As Orka continues the hunt for her missing son, the Bloodsworn sweep south in a desperate race to save one of their own – and Varg takes the first steps on the path of vengeance.
Elvar has sworn to fulfil her blood oath and rescue a prisoner from the clutches of Lik-Rifa and her dragonborn followers, but first she must persuade the Battle-Grim to follow her.
Yet even the might of the Bloodsworn and Battle-Grim cannot stand alone against a dragon god.
Their hope lies within the mad writings of a chained god. A book of forbidden magic with the power to raise the wolf god Ulfrir from the dead . . . and bring about a battle that will shake the foundations of the earth.
Thanks to Orbit and netgalley for an ARC in return for an honest review.
Hunger of the Gods is the second book in the epic Bloodsworn trilogy by John Gwynne and is another amazing entry in the series. When I first read Shadow of the Gods, I was blown away and the well written characters and breathtaking action. Hunger of the Gods delivers more of the same great cast (including a new highlight) but suffers from a few pacing issues and middle book syndrome. (some spoilers for the first book follow)
First, let’s start with some of the wonderful things that continue from book one. The characters that we loved from Shadow of the Gods are back in full force and I loved continuing their stories. With the strong focus on Orka in the first book, I was a bit disappointed that she takes a bit of a backseat here, but this allows for others to shine.

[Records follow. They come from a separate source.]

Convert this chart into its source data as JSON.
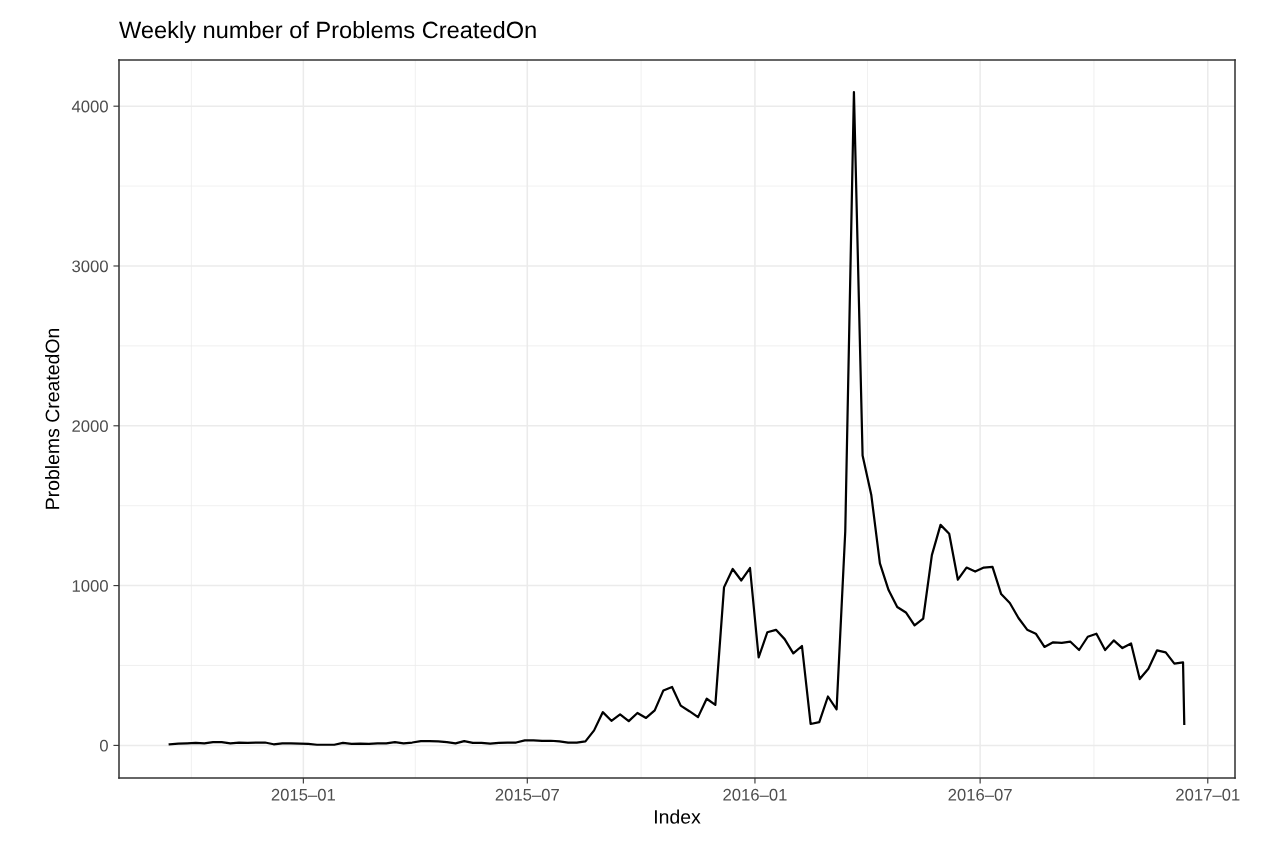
{
  "chart_data": {
    "type": "line",
    "title": "Weekly number of Problems CreatedOn",
    "xlabel": "Index",
    "ylabel": "Problems CreatedOn",
    "x": [
      "2014-09-15",
      "2014-09-22",
      "2014-09-29",
      "2014-10-06",
      "2014-10-13",
      "2014-10-20",
      "2014-10-27",
      "2014-11-03",
      "2014-11-10",
      "2014-11-17",
      "2014-11-24",
      "2014-12-01",
      "2014-12-08",
      "2014-12-15",
      "2014-12-22",
      "2014-12-29",
      "2015-01-05",
      "2015-01-12",
      "2015-01-19",
      "2015-01-26",
      "2015-02-02",
      "2015-02-09",
      "2015-02-16",
      "2015-02-23",
      "2015-03-02",
      "2015-03-09",
      "2015-03-16",
      "2015-03-23",
      "2015-03-30",
      "2015-04-06",
      "2015-04-13",
      "2015-04-20",
      "2015-04-27",
      "2015-05-04",
      "2015-05-11",
      "2015-05-18",
      "2015-05-25",
      "2015-06-01",
      "2015-06-08",
      "2015-06-15",
      "2015-06-22",
      "2015-06-29",
      "2015-07-06",
      "2015-07-13",
      "2015-07-20",
      "2015-07-27",
      "2015-08-03",
      "2015-08-10",
      "2015-08-17",
      "2015-08-24",
      "2015-08-31",
      "2015-09-07",
      "2015-09-14",
      "2015-09-21",
      "2015-09-28",
      "2015-10-05",
      "2015-10-12",
      "2015-10-19",
      "2015-10-26",
      "2015-11-02",
      "2015-11-09",
      "2015-11-16",
      "2015-11-23",
      "2015-11-30",
      "2015-12-07",
      "2015-12-14",
      "2015-12-21",
      "2015-12-28",
      "2016-01-04",
      "2016-01-11",
      "2016-01-18",
      "2016-01-25",
      "2016-02-01",
      "2016-02-08",
      "2016-02-15",
      "2016-02-22",
      "2016-02-29",
      "2016-03-07",
      "2016-03-14",
      "2016-03-21",
      "2016-03-28",
      "2016-04-04",
      "2016-04-11",
      "2016-04-18",
      "2016-04-25",
      "2016-05-02",
      "2016-05-09",
      "2016-05-16",
      "2016-05-23",
      "2016-05-30",
      "2016-06-06",
      "2016-06-13",
      "2016-06-20",
      "2016-06-27",
      "2016-07-04",
      "2016-07-11",
      "2016-07-18",
      "2016-07-25",
      "2016-08-01",
      "2016-08-08",
      "2016-08-15",
      "2016-08-22",
      "2016-08-29",
      "2016-09-05",
      "2016-09-12",
      "2016-09-19",
      "2016-09-26",
      "2016-10-03",
      "2016-10-10",
      "2016-10-17",
      "2016-10-24",
      "2016-10-31",
      "2016-11-07",
      "2016-11-14",
      "2016-11-21",
      "2016-11-28",
      "2016-12-05",
      "2016-12-12",
      "2016-12-13"
    ],
    "series": [
      {
        "color": "#000000",
        "values": [
          7,
          11,
          13,
          16,
          13,
          20,
          20,
          13,
          18,
          16,
          18,
          18,
          7,
          13,
          13,
          11,
          9,
          4,
          4,
          4,
          16,
          9,
          11,
          9,
          13,
          13,
          20,
          13,
          18,
          27,
          27,
          25,
          20,
          13,
          27,
          16,
          16,
          11,
          16,
          18,
          18,
          31,
          31,
          29,
          29,
          25,
          18,
          18,
          25,
          94,
          208,
          154,
          194,
          152,
          203,
          172,
          219,
          344,
          366,
          249,
          214,
          177,
          292,
          254,
          989,
          1104,
          1032,
          1110,
          550,
          708,
          723,
          665,
          576,
          622,
          134,
          146,
          306,
          226,
          1340,
          4088,
          1814,
          1569,
          1139,
          972,
          866,
          832,
          751,
          794,
          1191,
          1380,
          1324,
          1037,
          1113,
          1088,
          1113,
          1117,
          947,
          891,
          797,
          724,
          699,
          616,
          645,
          641,
          649,
          597,
          680,
          699,
          597,
          657,
          609,
          638,
          415,
          480,
          595,
          582,
          512,
          520,
          134
        ]
      }
    ],
    "xlim": [
      "2014-08-05",
      "2017-01-23"
    ],
    "xticks": [
      {
        "value": "2015-01-01",
        "label": "2015–01"
      },
      {
        "value": "2015-07-01",
        "label": "2015–07"
      },
      {
        "value": "2016-01-01",
        "label": "2016–01"
      },
      {
        "value": "2016-07-01",
        "label": "2016–07"
      },
      {
        "value": "2017-01-01",
        "label": "2017–01"
      }
    ],
    "ylim": [
      -204,
      4289
    ],
    "yticks": [
      0,
      1000,
      2000,
      3000,
      4000
    ],
    "grid": true,
    "line_style": "solid",
    "marker": "none"
  }
}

Elvar particularly has some amazing moments and as I felt she had the weakest POV in the first book, it was wonderful to care so much about her journey. Varg and the Bloodsworn have some of the best moments from throughout the story and his found family plot continues to please although suffers a bit from a lack of development.
In Hunger of the Gods, we’re also treated to two new POVs from villain characters. One character’s arc is pretty standard and mostly serves to provides us insight into the enemy camp. It works fine, but he isn’t as compelling as some of the other characters. Our new perspective comes from Gudvarr, a warrior looking to make a name for himself among the heroes (or villains as the case may be). As the nephew of one of the land’s Jarls he wants to prove himself and Gwynne decides to do something he hasn’t done in one of his books before: give us an internal monologue!

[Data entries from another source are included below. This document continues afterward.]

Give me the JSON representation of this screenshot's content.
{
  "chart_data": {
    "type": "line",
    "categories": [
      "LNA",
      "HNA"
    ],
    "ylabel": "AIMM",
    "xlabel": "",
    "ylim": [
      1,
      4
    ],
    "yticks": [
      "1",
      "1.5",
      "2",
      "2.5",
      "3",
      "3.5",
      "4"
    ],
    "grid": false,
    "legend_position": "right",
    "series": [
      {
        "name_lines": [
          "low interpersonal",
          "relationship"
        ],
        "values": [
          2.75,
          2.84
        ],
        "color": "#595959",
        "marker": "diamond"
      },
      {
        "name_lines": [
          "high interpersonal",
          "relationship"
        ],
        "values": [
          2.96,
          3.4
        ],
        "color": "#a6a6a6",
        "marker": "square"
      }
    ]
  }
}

Gudvarr is probably the highlight of the book for me. I loved reading his chapters and hear his inner voice as he attempts to rise above his station and yet doesn’t fool most people – this leads to some great moments of humor. He has a clear arc and it’s very enjoyable to read.
Another great aspect of Hunger is the action. Gwynne gives us some of the best he’s ever written and it’s here in full force. Limbs are taken off, creatures are fearsome, characters will die and much more. There’s some epic action set pieces here and they deliver on the goods. Some of the moments in this book are truly epic and make me want to continue to read.

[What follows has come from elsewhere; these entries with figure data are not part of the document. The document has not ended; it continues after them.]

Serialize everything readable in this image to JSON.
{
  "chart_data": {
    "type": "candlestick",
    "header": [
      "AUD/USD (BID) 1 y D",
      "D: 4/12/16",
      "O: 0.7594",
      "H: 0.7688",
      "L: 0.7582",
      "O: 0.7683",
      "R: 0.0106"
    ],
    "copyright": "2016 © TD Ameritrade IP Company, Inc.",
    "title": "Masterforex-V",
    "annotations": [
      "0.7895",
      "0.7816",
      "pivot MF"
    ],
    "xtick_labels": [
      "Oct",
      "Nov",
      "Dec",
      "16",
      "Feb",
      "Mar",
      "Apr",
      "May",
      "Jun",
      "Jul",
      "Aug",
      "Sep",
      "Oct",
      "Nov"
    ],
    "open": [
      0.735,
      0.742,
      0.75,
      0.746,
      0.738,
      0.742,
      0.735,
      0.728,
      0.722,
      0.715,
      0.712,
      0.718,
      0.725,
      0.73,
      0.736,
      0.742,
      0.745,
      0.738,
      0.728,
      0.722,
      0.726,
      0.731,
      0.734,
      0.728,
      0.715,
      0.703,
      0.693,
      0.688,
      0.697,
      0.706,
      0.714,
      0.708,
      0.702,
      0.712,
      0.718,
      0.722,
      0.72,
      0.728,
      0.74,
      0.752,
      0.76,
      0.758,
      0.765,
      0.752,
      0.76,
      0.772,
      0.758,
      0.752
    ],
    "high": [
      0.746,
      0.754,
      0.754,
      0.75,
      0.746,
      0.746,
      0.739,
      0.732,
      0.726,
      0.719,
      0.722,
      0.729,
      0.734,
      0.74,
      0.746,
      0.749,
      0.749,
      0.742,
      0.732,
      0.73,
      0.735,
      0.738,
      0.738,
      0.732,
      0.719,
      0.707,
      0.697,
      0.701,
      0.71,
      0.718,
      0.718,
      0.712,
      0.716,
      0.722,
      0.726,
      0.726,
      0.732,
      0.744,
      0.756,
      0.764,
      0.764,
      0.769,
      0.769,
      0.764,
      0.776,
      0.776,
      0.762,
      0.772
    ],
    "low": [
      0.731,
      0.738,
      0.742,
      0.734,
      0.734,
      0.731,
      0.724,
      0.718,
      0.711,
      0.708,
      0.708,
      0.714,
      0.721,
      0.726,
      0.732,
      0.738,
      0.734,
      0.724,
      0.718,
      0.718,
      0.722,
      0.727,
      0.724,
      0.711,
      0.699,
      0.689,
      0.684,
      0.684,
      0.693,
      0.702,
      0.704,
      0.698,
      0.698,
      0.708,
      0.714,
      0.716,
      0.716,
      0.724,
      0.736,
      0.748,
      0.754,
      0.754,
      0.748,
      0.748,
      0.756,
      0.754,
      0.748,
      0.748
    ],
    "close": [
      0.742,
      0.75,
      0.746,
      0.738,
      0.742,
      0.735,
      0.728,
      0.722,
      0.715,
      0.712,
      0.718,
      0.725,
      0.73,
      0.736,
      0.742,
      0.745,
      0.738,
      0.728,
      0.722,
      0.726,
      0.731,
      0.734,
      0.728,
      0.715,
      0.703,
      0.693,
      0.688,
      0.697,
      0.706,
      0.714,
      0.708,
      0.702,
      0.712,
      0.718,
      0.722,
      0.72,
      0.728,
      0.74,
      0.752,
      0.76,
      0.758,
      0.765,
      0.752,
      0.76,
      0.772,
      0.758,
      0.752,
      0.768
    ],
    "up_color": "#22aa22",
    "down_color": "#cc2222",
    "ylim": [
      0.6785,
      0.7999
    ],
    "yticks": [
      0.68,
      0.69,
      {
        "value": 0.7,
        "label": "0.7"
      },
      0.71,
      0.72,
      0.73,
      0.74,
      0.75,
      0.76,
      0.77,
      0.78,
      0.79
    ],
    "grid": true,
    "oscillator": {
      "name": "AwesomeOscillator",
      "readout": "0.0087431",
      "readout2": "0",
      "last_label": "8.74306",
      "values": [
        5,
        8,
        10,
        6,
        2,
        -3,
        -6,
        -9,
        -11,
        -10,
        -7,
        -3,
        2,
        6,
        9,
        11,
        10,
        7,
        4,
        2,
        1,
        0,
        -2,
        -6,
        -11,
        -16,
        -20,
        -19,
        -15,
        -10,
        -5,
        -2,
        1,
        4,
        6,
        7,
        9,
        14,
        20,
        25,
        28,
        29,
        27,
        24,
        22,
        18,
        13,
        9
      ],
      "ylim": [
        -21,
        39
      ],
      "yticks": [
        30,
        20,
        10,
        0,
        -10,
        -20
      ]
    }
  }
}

The worldbuilding continues to grow and we see lots of new places around the land as our characters travel and travel around. Although this is where a few of the issues for me come into play. First, while the world is epic in scope, it seems that everyone is related to everyone else. We kept meeting characters that happen to be related to another of the main characters in another of the groups we follow. Usually, I don’t mind this too much, but it seemed a bit unnecessarily complex (and this from someone who has read and loved Malazan) and made the world feel small in scope.
Second, much of this book is our characters travelling from one place to the next, and then the next, and then the next. Not too much changed plot wise outside a few major developments. The action was still there and epic, but didn’t serve too much purpose some of the time (with the exception of Elvar who I felt had a good arc). There were several action scenes that felt like they were there just for action’s sake instead of moving the story along.
If it sounds like I’m being a bit too negative, don’t worry, there’s still a ton I really liked about this book! It just didn’t quite live up to my admittedly sky-high expectations. Overall, if you’re looking for an epic Norse inspired fantasy story with characters you care about and epic action, you’ll find a ton to love in Hunger of the Gods. It just suffers a bit from middle book syndrome. Still, I’ll be counting down the days until I can read the finale!!
I do hope you check it out when it comes out in a few weeks. And if you haven’t read Shadow yet, what are you doing?! Go read it now!